Rifugiate cipriote in Italia

Oggi parliamo del rapporto Migrantes sul diritto d’asilo in Italia, del costante aumento di fame e denutrizione in Africa, e della rumba congolese, inserita tra i patrimoni dell’umanità dell’Unesco.

Rapporto Migrantes: crollate del 38% le domande di asilo in Italia nel 2020

Crollate del 38% le domande d’asilo in Italia. Per trovare un valore così basso occorre tornare al 2013. Aumentato il numero dei minori non accompagnati, così come quello dei morti e dispersi nel Mediterraneo: ai primi di novembre si era già superato il numero totale del 2020: 1.559 contro 1.448. Questi, in estrema sintesi, i numeri presentati ieri a Roma, dal 5° report della Fondazione Migrantes sul diritto di asilo.

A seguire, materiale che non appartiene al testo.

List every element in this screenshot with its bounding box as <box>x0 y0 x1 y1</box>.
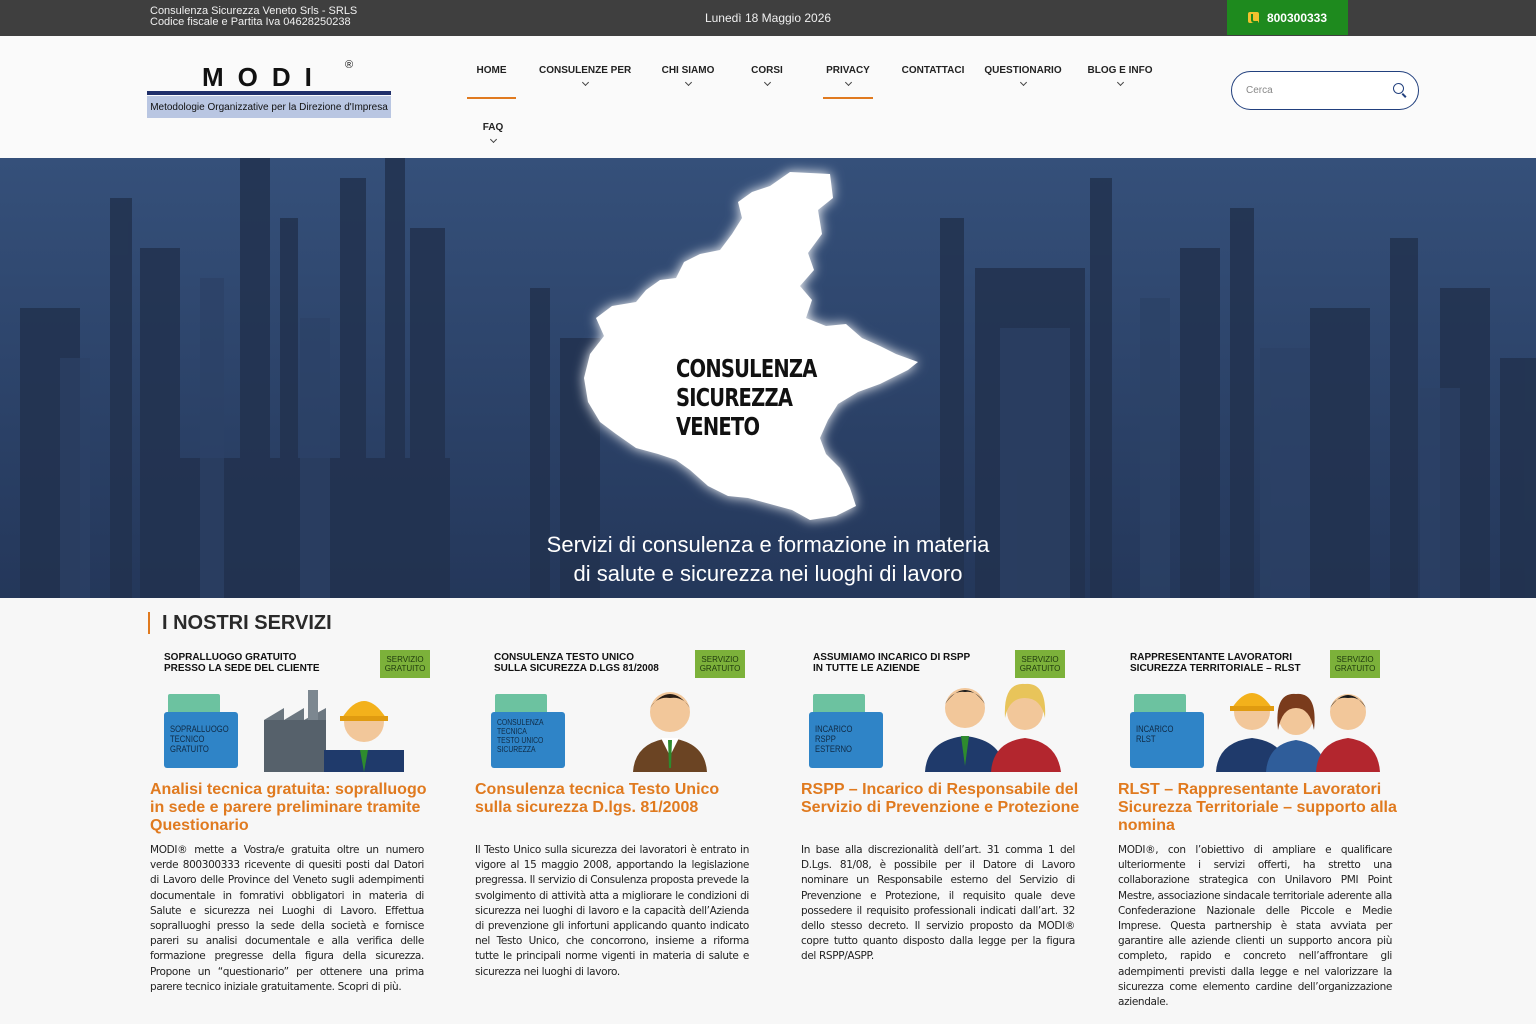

Secondo il rapporto, in tutto il 2020, l’Italia e l’Europa hanno rappresentato un’eccezione in controtendenza rispetto alla situazione globale: mentre nel mondo il numero delle persone in fuga continuava ad aumentare, nel nostro continente si sono registrati meno arrivi “irregolari” di rifugiati e migranti (- 12% rispetto al 2019) e meno richiedenti asilo (crollati di ben un terzo).

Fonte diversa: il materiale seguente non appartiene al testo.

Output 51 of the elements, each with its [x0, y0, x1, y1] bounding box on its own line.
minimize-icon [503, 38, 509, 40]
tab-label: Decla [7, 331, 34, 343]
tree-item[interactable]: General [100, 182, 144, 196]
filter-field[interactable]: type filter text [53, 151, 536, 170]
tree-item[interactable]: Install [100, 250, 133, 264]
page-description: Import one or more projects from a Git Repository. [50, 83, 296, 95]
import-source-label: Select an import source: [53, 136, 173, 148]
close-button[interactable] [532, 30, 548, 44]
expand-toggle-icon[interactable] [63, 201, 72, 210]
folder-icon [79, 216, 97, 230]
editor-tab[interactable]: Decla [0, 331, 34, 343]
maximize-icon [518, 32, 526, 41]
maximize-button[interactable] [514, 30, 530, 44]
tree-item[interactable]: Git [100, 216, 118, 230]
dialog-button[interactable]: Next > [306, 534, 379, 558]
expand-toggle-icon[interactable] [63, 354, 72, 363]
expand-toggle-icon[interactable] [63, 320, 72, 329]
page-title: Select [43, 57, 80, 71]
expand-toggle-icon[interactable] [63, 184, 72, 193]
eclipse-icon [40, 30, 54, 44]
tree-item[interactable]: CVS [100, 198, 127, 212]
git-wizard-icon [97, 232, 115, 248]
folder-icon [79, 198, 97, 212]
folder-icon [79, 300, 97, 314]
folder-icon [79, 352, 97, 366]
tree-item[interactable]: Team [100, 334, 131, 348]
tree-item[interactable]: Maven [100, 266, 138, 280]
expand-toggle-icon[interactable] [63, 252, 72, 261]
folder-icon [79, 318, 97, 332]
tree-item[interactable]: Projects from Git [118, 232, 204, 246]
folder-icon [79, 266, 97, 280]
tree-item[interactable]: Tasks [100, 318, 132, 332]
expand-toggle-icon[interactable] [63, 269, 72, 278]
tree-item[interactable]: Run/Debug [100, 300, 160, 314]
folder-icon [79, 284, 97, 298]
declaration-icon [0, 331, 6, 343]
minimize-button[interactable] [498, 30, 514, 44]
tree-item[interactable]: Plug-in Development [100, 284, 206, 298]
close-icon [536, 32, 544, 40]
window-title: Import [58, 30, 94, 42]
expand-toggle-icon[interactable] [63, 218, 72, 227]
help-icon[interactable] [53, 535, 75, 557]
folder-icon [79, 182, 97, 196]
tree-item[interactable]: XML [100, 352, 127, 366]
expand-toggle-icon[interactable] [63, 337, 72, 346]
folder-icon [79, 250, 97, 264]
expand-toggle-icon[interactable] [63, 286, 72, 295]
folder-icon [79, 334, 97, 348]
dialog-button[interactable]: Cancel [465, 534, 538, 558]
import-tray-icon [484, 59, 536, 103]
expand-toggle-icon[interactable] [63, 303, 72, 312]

Fame e denutrizione colpiscono oltre 281 milioni di persone in Africa

Circa 281,6 milioni di africani sono stati denutriti nel 2020, con un aumento di oltre 89 milioni rispetto al 2014. Sono i numeri contenuti in un rapporto pubblicato ieri dalla Commissione dell’Unione africana, dalla Commissione economica per l’Africa delle Nazioni Unite e dalla Fao che hanno lanciato ai paesi del continente un nuovo appello per la trasformazione dei loro sistemi agroalimentari. Le cause sono conflitti, cambiamenti climatici e crisi economiche legate alla pandemia di Covid-19. La situazione è particolarmente preoccupante in Somalia, dove a causa della perdurante siccità quasi il 90% della popolazione (7,7 milioni di persone) hanno urgente bisogno di assistenza umanitaria, con 3 milioni e mezzo di persone che soffrono di insicurezza alimentare acuta.

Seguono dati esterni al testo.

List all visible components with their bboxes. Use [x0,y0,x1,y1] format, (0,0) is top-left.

L’Unesco inserisce la rumba congolese tra i patrimoni dell’Umanità

L’Organizzazione delle Nazioni Unite per l’educazione, la scienza e la cultura ha iscritto la rumba congolese fra i Patrimoni mondiali dell’umanità. Per l’Unesco la danza, in uso nella Repubblica democratica del Congo e nel vicino Congo, è riconosciuta come «una parte essenziale e rappresentativa dell’identità del popolo congolese e delle sue popolazioni della diaspora». Usata anche come musica durante le celebrazioni e le giornate di lutto, la rumba congolese viene trasmessa alle generazioni più giovani attraverso attività di quartiere, scuole di formazione e organizzazioni comunitarie. Per l’Unesco, consente in questo modo «la trasmissione dei valori sociali e culturali della regione».